Oops! Amazing the trivia one can learn when reading the Not-for-profit audit risk alert. Realized the following idea isn’t the only thing I missed after reading the risk alert. (Aha, the point of constant learning is to figure out what you missed and fill in the gaps!)
TIS 5250.15 says that NPOs without any uncertain tax positions under FIN 48 still have to disclose open tax years in the same way as for-profit organizations. That TIS is not available on-line so I can’t provide a link to an authoritative source. And yes, I know that FIN 48 is actually now found in ASC 740-10, but FIN 48 registers in my brain easier that ASC 740-10.

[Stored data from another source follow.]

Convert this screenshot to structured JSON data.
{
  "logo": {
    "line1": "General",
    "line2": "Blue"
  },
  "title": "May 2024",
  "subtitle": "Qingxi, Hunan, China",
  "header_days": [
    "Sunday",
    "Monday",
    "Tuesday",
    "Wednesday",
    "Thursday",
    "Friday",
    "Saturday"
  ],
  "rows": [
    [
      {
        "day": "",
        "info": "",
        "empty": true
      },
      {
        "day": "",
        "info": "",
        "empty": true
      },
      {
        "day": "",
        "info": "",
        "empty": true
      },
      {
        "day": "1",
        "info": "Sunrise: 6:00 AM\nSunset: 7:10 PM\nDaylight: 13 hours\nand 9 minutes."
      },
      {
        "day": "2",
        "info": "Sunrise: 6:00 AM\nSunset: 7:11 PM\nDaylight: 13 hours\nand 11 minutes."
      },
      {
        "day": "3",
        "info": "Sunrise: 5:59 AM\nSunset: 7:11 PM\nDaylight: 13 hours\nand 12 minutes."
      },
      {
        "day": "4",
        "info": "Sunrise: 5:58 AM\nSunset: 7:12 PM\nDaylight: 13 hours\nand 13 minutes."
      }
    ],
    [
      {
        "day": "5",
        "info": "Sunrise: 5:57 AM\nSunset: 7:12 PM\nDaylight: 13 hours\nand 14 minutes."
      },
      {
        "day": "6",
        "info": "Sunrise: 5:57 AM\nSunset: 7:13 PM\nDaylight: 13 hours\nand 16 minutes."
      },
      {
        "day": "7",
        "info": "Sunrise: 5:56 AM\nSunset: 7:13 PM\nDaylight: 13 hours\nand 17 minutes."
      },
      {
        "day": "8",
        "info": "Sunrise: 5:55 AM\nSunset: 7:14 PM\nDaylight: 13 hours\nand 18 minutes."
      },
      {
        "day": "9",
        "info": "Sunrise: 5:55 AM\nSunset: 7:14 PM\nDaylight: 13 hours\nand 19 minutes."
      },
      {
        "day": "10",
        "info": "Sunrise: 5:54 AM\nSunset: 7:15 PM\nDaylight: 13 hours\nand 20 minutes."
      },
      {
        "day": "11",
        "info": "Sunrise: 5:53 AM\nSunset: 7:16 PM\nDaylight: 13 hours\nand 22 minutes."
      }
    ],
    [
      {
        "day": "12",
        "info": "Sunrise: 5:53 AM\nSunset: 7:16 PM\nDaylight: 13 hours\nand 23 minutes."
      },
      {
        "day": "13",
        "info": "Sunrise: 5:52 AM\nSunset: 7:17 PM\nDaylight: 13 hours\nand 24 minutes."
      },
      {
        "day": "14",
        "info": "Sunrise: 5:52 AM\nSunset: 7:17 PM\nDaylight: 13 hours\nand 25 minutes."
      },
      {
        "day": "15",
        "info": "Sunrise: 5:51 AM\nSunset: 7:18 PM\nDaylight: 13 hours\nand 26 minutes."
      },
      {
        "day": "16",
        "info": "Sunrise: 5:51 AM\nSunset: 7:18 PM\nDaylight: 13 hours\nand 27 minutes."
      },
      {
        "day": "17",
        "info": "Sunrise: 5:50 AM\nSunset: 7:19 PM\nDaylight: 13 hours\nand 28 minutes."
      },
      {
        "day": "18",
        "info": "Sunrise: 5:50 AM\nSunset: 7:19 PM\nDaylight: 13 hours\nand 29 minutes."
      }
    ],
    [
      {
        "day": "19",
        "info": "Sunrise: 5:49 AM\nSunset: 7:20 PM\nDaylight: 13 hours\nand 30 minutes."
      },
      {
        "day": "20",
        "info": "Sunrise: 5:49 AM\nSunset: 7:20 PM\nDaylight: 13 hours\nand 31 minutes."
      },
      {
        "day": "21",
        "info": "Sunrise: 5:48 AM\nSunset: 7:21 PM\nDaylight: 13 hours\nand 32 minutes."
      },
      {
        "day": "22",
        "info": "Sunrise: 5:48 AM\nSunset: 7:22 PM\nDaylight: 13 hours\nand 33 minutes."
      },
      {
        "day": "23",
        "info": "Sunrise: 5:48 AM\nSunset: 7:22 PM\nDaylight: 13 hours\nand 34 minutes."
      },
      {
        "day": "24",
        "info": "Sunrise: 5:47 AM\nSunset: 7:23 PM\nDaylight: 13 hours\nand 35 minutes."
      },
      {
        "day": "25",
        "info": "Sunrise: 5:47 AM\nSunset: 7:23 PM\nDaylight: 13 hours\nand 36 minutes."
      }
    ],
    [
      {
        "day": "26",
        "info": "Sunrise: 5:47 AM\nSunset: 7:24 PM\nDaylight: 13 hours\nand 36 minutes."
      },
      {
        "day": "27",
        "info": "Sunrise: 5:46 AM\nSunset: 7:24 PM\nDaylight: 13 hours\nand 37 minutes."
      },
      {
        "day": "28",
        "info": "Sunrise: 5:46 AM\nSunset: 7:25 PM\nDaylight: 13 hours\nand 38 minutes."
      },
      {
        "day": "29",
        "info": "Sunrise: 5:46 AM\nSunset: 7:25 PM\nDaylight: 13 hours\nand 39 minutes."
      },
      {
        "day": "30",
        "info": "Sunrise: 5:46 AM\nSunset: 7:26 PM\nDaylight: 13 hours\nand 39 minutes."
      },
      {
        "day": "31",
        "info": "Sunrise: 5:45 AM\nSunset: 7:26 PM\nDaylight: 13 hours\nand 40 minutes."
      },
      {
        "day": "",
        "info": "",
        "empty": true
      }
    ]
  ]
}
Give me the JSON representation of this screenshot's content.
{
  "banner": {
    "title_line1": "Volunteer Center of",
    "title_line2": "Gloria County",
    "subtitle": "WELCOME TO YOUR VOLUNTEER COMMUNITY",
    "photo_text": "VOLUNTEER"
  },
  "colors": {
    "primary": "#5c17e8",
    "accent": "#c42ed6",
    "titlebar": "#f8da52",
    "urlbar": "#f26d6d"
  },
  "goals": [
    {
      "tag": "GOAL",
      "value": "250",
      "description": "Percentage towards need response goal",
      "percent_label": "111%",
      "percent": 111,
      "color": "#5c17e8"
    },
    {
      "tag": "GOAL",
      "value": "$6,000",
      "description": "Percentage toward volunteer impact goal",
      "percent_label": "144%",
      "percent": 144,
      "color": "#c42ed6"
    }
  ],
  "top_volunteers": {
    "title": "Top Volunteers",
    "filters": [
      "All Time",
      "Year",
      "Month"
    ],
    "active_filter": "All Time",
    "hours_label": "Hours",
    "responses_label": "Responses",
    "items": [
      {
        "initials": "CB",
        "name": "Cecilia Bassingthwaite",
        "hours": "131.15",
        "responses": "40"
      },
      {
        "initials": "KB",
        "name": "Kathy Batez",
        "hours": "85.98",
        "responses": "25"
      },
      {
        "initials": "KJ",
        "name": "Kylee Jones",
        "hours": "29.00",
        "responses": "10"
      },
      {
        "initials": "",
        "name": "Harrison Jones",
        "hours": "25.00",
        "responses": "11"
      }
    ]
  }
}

So, if you have an NPO client, there should be something along the lines of the following comment from ASC 740-10-55-217:
The Company or one of its subsidiaries files income tax returns in the U.S. federal jurisdiction, and various states and foreign jurisdictions. With few exceptions, the Company is no longer subject to U.S. federal, state and local, or non-US income tax examinations by tax authorities for years prior to 20×1.
Here’s what I will use for my NPO clients:
The organization files information tax returns in the US and various states. (or with the U.S. and California governments.) With few exceptions, the organization is no longer subject to US federal and state income tax examinations by tax authorities for years before 2008.
Modify as you wish for your client situations.
A few references on the ‘net are here and here.
Update 5-12: Revised for a different conclusion for churches here.
Update -13: Garbled sentence corrected.